Universal Design (UD) is a key accessibility concept and a UD philosophy is included as a policy objective in the RMOW’s newly proposed OCP, which is currently at third reading. The new OCP includes the following definition of UD:
The design of products and environments to be usable by all people, to the greatest extent possible, without the need for adaptation or specialized design. Universal Design is based on seven principles:
(1) Equitable Use: The design is useful and marketable to people with diverse abilities.
(2) Flexibility in Use: The design accommodates a wide range of individual preferences and abilities.
(3) Simple and Intuitive Use: Use of the design is easy to understand, regardless of the user’s experience, knowledge, language skills or current concentration level.
(4) Perceptible Information: The design communicates necessary information effectively to the user, regardless of ambient conditions or the user’s sensory abilities.
(5) Tolerance for Error: The design minimizes hazards and the adverse consequences of accidental or unintended actions.
(6) Low Physical Effort: The design can be used efficiently and comfortably and with a minimum of fatigue.
(7) Size and Space for Approach and Use: Appropriate size and space is provided for approach, reach, manipulation, and use regardless of user’s body size, posture or mobility. (Mace 1985) (Centre for Excellence in Universal Design)
In the newly proposed OCP, UD is included through Chapter 5: Land Use and Development's Residential and Visitor Accommodation sections as well as Chapter 8: Health, Safety and Community Well-Being's Accessibility section.
View the latest Official Community Plan document at whistler.ca/OCP.
Age-friendly Action Plan
In March 2020, the Union of BC Municipalities (UBCM) provided a grant of $24,418 to the RMOW under Stream 1 (Age-friendly Assessments, Action Plans & Planning) of the UBCM 2020 Age-friendly Communities Program. The purpose of this funding was for the RMOW to undertake an assessment of Whistler's current age‐friendliness and then develop a plan to support local seniors to age‐in‐place and to further make Whistler an age‐friendly community.
The project's final report makes recommendations for the Whistler community within each of B.C.'s following eight age‐friendly community components:
- Outdoor spaces and buildings;
- Transportation (including traffic safety);
- Respect, social inclusion, or cultural safety;
- Social well‐being and participation;
- Communications and information;
- Community engagement and employment; and
- Community support and health and wellness services.
Review the report: Age-friendly Action Plan
Accessible Canada Act
The Accessible Canada Act is federal legislation to ensure a barrier-free Canada. According to the Government of Canada, “This legislation will benefit everyone in Canada, especially persons with disabilities, by helping to create a barrier-free Canada through the proactive identification, removal and prevention of barriers to accessibility wherever Canadians interact with areas under federal jurisdiction.” The Government of Canada summarizes the areas affected by the act as follows: T
- Service Design and Delivery: Receive services that are accessible to all
- Built Environment: Move freely around buildings and public spaces
- Employment: Access to employment opportunities and accessible workplaces
- Information and Communications Technologies: Accessible digital content and technologies
- Communications: Barrier-free services and spaces for persons with communication disabilities
- Transportation: Barrier-free federal transportation network
- Procurement: Ensure purchases of accessible goods, services and facilities
The Accessible Canada Act received royal assent on June 21, 2019 and it is now being implemented.
Accessible British Columbia Act
On June 17, 2021, the Provincial Legislature passed the Accessible British Columbia Act into law. The government has recently formed a provincial accessibility committee to support the establishment of accessibility standards.

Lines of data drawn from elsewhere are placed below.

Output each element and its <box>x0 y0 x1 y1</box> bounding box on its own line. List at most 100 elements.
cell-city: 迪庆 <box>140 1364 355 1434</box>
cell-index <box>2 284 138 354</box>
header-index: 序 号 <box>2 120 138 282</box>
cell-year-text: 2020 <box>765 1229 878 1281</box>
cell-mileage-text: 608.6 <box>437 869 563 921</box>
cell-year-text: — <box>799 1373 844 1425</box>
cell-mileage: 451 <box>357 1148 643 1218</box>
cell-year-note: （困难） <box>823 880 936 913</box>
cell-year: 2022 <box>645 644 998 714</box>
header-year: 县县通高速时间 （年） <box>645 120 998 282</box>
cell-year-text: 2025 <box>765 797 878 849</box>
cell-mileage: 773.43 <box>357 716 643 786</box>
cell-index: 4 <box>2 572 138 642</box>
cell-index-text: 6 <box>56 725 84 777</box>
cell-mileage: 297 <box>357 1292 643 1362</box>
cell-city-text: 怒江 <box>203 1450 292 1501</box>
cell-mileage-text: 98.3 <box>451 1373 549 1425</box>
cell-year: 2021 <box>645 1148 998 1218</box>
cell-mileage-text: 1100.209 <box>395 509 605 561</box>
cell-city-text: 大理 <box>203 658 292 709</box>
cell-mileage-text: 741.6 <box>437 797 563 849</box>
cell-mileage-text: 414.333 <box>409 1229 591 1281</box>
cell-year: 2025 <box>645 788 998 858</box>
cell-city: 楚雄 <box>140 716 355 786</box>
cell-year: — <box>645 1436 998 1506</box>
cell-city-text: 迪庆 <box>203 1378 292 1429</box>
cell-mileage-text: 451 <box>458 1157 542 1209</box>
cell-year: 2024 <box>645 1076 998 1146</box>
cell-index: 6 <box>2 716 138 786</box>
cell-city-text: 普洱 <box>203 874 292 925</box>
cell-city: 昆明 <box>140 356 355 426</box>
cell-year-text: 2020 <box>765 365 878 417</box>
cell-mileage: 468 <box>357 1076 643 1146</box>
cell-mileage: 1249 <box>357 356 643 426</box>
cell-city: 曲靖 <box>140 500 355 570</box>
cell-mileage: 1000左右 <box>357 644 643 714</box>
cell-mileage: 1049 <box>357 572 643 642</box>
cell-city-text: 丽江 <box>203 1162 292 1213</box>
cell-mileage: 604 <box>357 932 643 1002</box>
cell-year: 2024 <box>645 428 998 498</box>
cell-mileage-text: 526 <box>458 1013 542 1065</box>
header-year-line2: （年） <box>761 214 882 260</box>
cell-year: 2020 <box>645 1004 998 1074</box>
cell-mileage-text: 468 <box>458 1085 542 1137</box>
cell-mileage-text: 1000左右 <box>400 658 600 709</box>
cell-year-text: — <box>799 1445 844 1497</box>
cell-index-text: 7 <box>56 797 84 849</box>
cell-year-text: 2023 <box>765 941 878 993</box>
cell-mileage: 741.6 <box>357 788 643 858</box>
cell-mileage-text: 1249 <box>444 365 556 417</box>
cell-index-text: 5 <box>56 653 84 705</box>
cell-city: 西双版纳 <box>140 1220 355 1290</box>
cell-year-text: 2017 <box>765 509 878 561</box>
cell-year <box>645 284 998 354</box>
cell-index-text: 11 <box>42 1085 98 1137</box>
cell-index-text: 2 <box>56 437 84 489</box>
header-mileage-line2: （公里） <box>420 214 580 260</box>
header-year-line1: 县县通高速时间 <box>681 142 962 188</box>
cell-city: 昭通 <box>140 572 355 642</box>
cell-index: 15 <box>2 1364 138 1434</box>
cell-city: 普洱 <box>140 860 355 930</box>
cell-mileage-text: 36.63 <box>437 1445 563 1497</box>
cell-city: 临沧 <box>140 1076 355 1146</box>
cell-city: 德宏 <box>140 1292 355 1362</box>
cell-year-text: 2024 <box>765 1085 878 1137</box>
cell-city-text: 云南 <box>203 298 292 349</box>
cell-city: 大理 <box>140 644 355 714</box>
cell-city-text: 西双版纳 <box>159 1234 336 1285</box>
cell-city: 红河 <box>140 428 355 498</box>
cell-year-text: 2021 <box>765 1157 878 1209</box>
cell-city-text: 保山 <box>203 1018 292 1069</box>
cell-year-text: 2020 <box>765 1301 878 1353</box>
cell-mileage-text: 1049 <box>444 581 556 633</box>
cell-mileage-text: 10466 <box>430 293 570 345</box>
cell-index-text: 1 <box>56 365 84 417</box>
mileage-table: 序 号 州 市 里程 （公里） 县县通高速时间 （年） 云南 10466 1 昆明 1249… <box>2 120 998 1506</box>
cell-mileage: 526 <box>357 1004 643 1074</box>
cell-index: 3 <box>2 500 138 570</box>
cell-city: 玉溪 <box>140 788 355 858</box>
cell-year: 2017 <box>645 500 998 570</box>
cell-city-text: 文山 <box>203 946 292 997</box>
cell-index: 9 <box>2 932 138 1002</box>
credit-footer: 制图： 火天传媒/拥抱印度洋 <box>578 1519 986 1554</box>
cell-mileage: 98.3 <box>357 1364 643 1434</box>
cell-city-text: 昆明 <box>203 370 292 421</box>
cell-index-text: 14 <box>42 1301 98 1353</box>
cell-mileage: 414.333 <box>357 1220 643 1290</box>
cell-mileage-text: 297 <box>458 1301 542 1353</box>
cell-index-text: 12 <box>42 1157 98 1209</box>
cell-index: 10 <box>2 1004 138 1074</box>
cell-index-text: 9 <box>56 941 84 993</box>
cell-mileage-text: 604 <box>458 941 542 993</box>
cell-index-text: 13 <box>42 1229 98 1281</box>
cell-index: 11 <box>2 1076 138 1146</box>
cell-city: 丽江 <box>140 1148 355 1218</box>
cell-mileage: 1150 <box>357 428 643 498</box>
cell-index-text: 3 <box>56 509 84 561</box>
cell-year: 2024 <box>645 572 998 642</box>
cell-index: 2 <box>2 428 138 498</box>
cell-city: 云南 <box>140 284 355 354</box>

Theses accessibility standards will address the following areas:
- Employment (hiring, workplace standards, etc.)
- Service delivery (getting goods, services, or programs)
- Built environment (buildings, places, and spaces)
- Information and communications (human communication such as the way people interact and communicate in the way that works for them, and technical communication such as websites and documents)
- Transportation (buses, ferries, trains, etc.)
- Health (hospitals, clinics, services)
- Education (early childhood education, kindergarten to grade 12, post-secondary education, etc.)
- Procurement (buying services)
The law will apply to the Provincial Government first. Then regulations will be made to identify organizations that will also need to follow the new law. These identified organizations will be engaged during the development of these regulations.